El poeta que ya no escribe poesía se convirtió sin quererlo en un símbolo. Ataca al Gobierno, pero el Gobierno le busca. El expresidente Calderón, al que promete recordarle “mientras viva” los 60.000 muertos que dejó su estrategia de guerra contra el narco, se sentó con él en más de una ocasión. El actual presidente, Enrique Peña Nieto, no lo hace, pero le envía a la gente de su Gobierno. La semana pasada participó como mediador entre las autoridades y las familias de los desaparecidos en Iguala (Guerrero). "En el Gobierno están rebasados. El PRI creyó que podía administrar el infierno, pero no sabía de su dimensión".
El poeta que ya ha dejado de sentarse en los cafés pegado a la pared, como le obligaban al principio sus escoltas por miedo a recibir un ataque por la espalda, siempre ha huido de las medias palabras. Al presidente Peña Nieto, cuando era candidato, le dijo en público que no tenía corazón. Sicilia recuerda que cuando el hoy presidente se marchaba hacia su coche, se volteó hacia él:
— Oiga, sí tengo corazón.
— Pues demuéstrelo.
“Le dolía que se lo dijera, pero yo tenía razón. No tiene corazón. La Ley de Víctimas [que promulgó al poco de llegar al Gobierno] la entregó por un principio pragmático político, no porque le dolieran las víctimas". La Ley fue publicada en enero de 2013 por el recién estrenado gobierno del PRI, después de dos años de lucha de Sicilia, que trabajó mano a mano con las autoridades para su articulación. "No ha servido para nada. Ni siquiera se les ve ahora en Guerrero", lamenta.
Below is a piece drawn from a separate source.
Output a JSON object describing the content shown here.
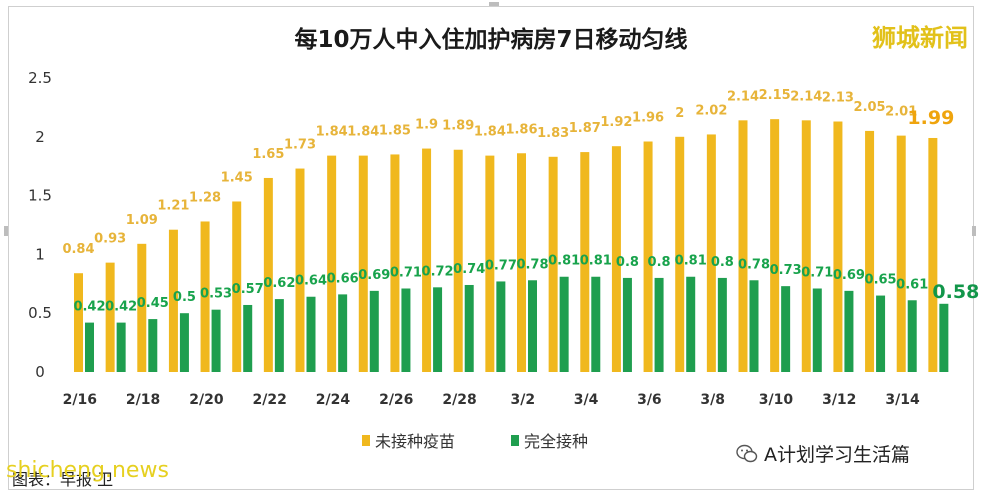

El poeta cree que hoy el país está peor que en 2011 por culpa de la violencia. "¿Quién va a venir a invertir aquí?", se pregunta sobre las reformas aprobadas por el Gobierno es los últimos dos años. Habla de México como un “Estado fallido, inexistente, roto”. Del horror de ver a “muchachos matando muchachos en esta guerra fratricida”. Pero entonces siempre aparece alguien: “Javier”, “maestro”. Siete personas saludan al poeta esta tarde, el limpiabotas hasta en tres ocasiones. Un psicólogo de Querétaro incluso se toma una foto con él. El poeta posa sonriente aunque el dolor no amaina nunca, dice, sobre todo en las noches de insomnio.
— Cierro los ojos y miro a mi hijo, ese muchacho noble. Con su angustia, aterrado, esperando que unos tipos lo vayan a matar. Ese instante me duele mucho, en el que uno que se parece a ti te arranca la vida. La memoria es terrible. Ya sucedió, pero sigue sucediendo. Ya pasó, pero no.
Los ojos de Emiliano Zapata impresos en una camiseta gris desvaída asoman entre los botones de su camisa, a la que hay que sacudirle la ceniza del cigarro. El escolta lo vigila a una distancia prudente y sus alumnos lo esperan en la universidad. Se va calle arriba quien no quería ser nada más que un poeta, como nunca pudo serlo su padre, pero acabó convertido en la voz de los muertos y los desaparecidos de México.
— Las víctimas no somos soportables, ¿sabes? Nadie quiere oír el horror, por eso fue catártico el Movimiento. Hizo sonar el aullido del dolor. Hasta que el Gobierno lo quiso tapar. Ahora desde Guerrero se oye otra vez ese grito.